While rheumatologists may be generally aware of this need, other caregivers—including primary care physicians and nurses—are potentially responsible for a great deal of RA care. Also, simply being aware of RA patients’ needs isn’t enough. A 2014 study in the Annals of Rheumatic Diseases showed that while half of RA patients suffer psychological distress early in their illness, fewer than 25% are ever asked if they are experiencing depression or anxiety.
Often, this is a case of finite resources and demand on rheumatologists’ time. But nurses and other caregivers may be able to bridge the gap. The Annals study noted that, “Most patients said they’d prefer [emotional] support from their rheumatology team…but they would be willing to take part in a self-management coping clinic or counseling, given the opportunity.”
A study in the International Journal of Nursing Studies looked at self-management support needs for RA patients and found that the development of nursing interventions tailored to the needs of rheumatoid arthritis patients can go a long way to providing the emotional and social support needed.

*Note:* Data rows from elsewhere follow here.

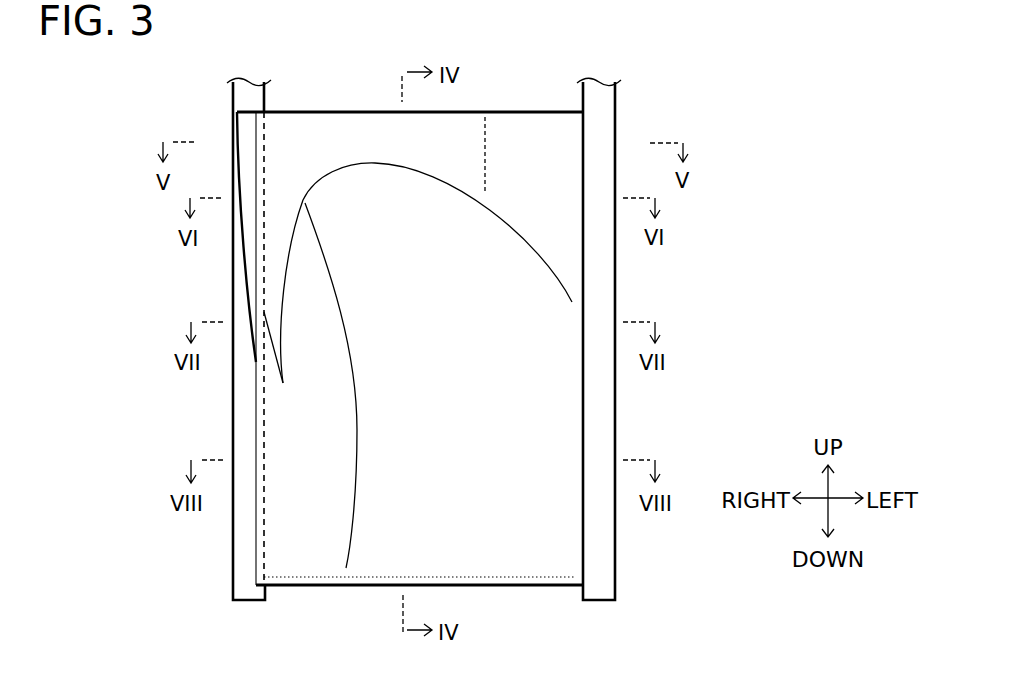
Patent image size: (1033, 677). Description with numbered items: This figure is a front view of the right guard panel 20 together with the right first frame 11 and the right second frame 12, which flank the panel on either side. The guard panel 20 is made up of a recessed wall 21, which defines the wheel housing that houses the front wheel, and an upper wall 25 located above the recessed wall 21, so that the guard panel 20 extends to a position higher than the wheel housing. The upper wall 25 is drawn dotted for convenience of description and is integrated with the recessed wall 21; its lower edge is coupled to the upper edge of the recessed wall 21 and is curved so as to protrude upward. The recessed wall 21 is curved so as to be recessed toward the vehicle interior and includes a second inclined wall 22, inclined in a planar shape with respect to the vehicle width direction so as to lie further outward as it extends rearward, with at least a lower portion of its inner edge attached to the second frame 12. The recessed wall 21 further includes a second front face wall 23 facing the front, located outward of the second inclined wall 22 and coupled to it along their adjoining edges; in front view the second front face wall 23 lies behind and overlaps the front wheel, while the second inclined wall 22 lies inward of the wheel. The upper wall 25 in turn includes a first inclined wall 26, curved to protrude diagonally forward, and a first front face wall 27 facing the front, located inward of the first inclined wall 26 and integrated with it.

The first frame 11 is at (233, 402).
The second frame 12 is at (615, 402).
The guard panel 20 is at (502, 111).
The recessed wall 21 is at (584, 513).
The second inclined wall 22 is at (426, 275).
The second front face wall 23 is at (326, 385).
The upper wall 25 is at (257, 148).
The first inclined wall 26 is at (342, 254).
The first front face wall 27 is at (520, 154).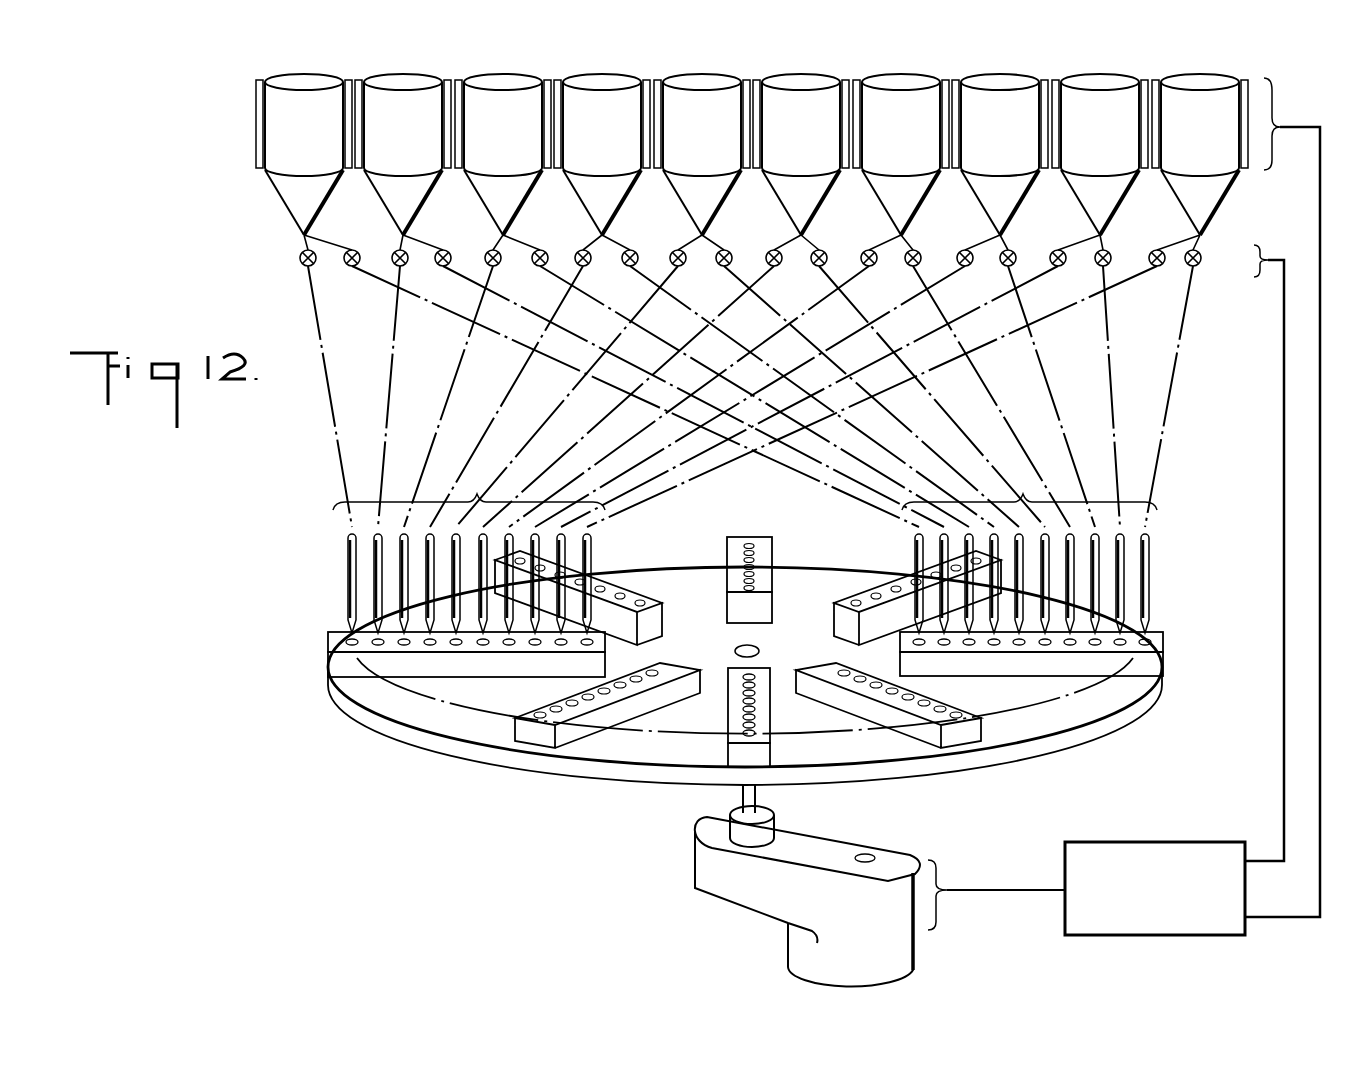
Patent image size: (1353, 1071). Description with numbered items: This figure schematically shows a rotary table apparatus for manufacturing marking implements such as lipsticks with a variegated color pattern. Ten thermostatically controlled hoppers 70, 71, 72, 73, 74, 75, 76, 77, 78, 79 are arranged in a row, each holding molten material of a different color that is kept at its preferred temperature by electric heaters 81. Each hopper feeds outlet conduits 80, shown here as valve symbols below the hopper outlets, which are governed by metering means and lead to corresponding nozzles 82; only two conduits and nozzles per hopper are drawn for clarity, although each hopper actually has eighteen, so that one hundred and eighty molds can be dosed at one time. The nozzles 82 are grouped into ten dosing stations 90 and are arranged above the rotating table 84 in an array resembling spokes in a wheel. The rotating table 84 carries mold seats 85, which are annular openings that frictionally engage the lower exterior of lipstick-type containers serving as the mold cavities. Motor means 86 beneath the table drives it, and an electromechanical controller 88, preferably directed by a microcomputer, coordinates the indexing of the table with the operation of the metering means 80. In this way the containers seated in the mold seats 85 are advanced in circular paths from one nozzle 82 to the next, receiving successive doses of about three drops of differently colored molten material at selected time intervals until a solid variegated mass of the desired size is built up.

The thermostatically controlled hopper 70 is at (293, 143).
The thermostatically controlled hopper 71 is at (392, 143).
The thermostatically controlled hopper 72 is at (492, 143).
The thermostatically controlled hopper 73 is at (591, 143).
The thermostatically controlled hopper 74 is at (691, 143).
The thermostatically controlled hopper 75 is at (790, 143).
The thermostatically controlled hopper 76 is at (890, 143).
The thermostatically controlled hopper 77 is at (989, 143).
The thermostatically controlled hopper 78 is at (1089, 143).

The study authors conducted a scoping review of studies on RA patients over the age of 18, with a focus on studies reporting results on support needs from 2002 to 2013. Their review shows that RA patient needs extend beyond emotional support to education and social support. In particular, the study revealed a gap for support in the areas of exercise and medication regimens. Many of the 17 papers reviewed also indicated that support is more effective when tailored to the individual needs of the patient. “Considering patients’ perspective as a starting point for delivering support for self-management can lead to the development of nursing interventions tailored to the [patients’] needs,” the authors noted.
Nurses and other healthcare professionals can talk to patients about the many support options available to them, including arthritis support groups, family and friends, keeping a journal or diary as an outlet, and making sure lifestyle choices such as getting enough sleep and exercising regularly.